Marketing information management is the process of managing and strategically using customer data, market research, and competitive intelligence gleaned from a variety of data sources. Extending beyond mere data management, a marketing information management strategy goes on to inform actual marketing decisions and inspire specific ad campaigns.

9 Components of Marketing Information Management

As part of a marketing information management strategy, a company’s marketing department gathers information on:

  1. 1. Market conditions: Marketing teams research the leading players in their company’s industry, including how much market share they currently claim. They examine the state of the current market and see how many potential customers might be up for grabs.
  2. 2. Market expansion: Decision-makers also seek to understand whether there may be a broader, unserved market that hasn’t yet been reached by other companies. They add these potential customers to their list of target markets.
  3. 3. Internal sales information: Using internal data, marketing teams analyze their companies’ own sales metrics from past buying cycles.
  4. 4. Website traffic: A company can track its own website traffic and the performance of its search engine optimization (SEO) efforts on a regular basis. If the company hosts an e-commerce platform, it can examine how often landing page visits led to sales conversions.
  5. 5. Past marketing campaigns: The marketing team can review past marketing plans and campaigns, looking for successful case studies and internal insights into consumer behavior. This includes in-house ad campaigns and campaigns run by ad agencies.
  6. 6. Digital marketing results: Companies can review past digital marketing efforts to see how much they helped the bottom line. Digital ad vendors offer their clients marketing intelligence on impressions and click-through rates.
  7. 7. Email open rates: Direct email is a popular digital marketing channel, and many email clients show you open rates, click-through rates, and subscriber numbers. This can help marketing team members refine email marketing language.
  8. 8. Focus groups: Marketing campaigns can gain actionable intelligence by conducting focus groups about product design, pricing, and customer pain points. The focus groups should be composed of the specific demographics the company views as its target audience.
  9. 9. Customer reviews: A cache of customer reviews can offer clues about how a company’s existing products are resonating with its customer base.

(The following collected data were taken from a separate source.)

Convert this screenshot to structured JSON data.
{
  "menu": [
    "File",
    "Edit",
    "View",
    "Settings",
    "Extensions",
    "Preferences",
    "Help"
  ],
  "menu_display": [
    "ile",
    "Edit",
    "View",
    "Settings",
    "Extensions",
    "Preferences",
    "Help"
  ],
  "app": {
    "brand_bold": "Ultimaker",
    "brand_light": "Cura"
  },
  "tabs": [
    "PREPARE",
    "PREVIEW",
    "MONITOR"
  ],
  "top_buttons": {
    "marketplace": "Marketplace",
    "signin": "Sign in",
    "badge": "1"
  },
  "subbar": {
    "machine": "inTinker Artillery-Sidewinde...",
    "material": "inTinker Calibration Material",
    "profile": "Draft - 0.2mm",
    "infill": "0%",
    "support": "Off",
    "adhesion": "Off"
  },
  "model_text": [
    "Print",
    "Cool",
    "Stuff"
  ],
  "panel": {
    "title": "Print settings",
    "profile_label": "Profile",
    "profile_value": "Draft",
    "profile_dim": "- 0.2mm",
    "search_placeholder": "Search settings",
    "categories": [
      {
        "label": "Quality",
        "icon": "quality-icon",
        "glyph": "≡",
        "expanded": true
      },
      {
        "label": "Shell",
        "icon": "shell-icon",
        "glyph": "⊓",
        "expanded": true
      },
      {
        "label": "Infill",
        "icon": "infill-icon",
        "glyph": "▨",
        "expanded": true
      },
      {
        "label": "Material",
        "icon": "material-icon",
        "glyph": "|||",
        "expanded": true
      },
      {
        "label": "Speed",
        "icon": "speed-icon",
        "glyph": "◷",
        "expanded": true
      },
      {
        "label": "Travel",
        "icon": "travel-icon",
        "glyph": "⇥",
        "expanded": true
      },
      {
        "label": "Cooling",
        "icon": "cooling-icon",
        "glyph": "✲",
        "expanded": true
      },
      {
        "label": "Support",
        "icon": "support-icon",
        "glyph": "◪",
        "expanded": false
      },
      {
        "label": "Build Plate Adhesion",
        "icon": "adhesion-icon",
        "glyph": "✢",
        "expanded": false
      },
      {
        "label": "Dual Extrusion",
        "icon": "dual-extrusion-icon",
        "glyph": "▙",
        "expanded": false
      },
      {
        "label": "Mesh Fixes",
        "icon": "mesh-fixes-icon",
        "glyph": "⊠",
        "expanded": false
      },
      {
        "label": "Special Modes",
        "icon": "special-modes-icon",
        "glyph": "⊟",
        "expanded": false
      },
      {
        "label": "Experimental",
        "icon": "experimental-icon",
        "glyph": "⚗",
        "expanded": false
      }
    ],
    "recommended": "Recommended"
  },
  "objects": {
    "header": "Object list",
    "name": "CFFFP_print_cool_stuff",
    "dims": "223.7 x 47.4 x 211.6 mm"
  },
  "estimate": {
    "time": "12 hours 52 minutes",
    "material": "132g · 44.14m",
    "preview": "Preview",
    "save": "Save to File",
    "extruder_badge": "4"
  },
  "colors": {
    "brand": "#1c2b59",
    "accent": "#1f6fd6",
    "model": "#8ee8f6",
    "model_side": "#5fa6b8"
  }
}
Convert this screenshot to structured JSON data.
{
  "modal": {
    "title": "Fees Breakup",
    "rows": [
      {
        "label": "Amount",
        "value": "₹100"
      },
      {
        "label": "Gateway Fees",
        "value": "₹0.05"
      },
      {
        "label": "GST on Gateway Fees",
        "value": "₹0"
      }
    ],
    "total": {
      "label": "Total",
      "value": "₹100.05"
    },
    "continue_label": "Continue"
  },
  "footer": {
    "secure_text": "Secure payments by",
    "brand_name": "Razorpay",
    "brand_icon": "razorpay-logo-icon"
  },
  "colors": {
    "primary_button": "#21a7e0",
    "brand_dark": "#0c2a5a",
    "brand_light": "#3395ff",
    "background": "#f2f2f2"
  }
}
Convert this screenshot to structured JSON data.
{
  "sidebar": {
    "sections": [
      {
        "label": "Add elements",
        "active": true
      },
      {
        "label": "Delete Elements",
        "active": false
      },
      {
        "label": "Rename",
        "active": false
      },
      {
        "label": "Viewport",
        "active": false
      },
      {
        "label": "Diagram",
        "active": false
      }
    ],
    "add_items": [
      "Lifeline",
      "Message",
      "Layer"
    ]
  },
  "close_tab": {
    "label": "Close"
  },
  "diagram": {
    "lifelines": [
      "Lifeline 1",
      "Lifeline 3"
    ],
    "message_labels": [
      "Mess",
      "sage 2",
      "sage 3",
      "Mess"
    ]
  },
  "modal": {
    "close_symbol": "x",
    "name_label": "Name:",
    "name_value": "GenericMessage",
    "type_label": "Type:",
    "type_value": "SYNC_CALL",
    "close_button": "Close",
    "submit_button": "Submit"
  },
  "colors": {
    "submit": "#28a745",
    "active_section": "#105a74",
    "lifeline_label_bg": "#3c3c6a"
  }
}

4 Reasons Marketing Information Management is Important

Nearly all sectors of a company—not just the marketing department—can reap the benefits of marketing information management.

  1. 1. Helps the sales team adapt: A mixture of company data and third-party data can help sales teams make forecasts about future revenue and staff up accordingly. It can also help retailers devise pricing strategies to meet the current marketing environment.
  2. 2. Allows for better product development: Having access to company data lets product development departments strategically design new products and refine existing ones.
  3. 3. Enables precise marketing: As for the marketing department itself, it can use past information to set marketing budgets, select marketing channels, and draft sales pitches.
  4. 4. Shapes company strategy: Marketing information aids top-level decision-making by C-suite executives who must define the company mission, select initiatives, and maintain a competitive advantage over others in the marketplace. These executives use data from all their departments, but marketing data offers particular insight into what customers are thinking and what motivates their purchasing decisions.

How to Build a Marketing Information Management Strategy

You can build a marketing information management strategy in your own workplace by using the following template:

  1. 1. Assemble a data management team. When building a marketing intelligence system, you must staff it with knowledgeable professionals who understand data analysis and can be trusted with sensitive information.
  2. 2. Establish goals for your marketing information system. Determine what you hope to get out of your marketing information management system. Whether you want information on marketing strategies, market campaign tracking, product development, pricing strategies, expansion, or general market trends, you’ll need to lay them out in writing and share them across your marketing team.
  3. 3. Name the metrics you will analyze. A marketing information management team can look at all sorts of key performance indicators (KPIs) within their marketing operations. Examples include sales conversions, ad click-through rates, social media subscribers, email list subscribers, and sales reports.
  4. 4. Establish reporting mechanisms. Identify how you will report marketing information (such as weekly reports or quarterly reports), how you will disseminate it (such as in-person presentations or internal newsletters), and who on the team will receive the information. Your data collection only has value if your messaging system lets you effectively share the data with your team.
  5. 5. Establish decision-making protocols. Once you have your marketing information database, you will need to find effective ways to make use of the information it contains. Establish a chain of command, employee roles, protocols, and workflows for turning gleaned marketing data into new strategic initiatives.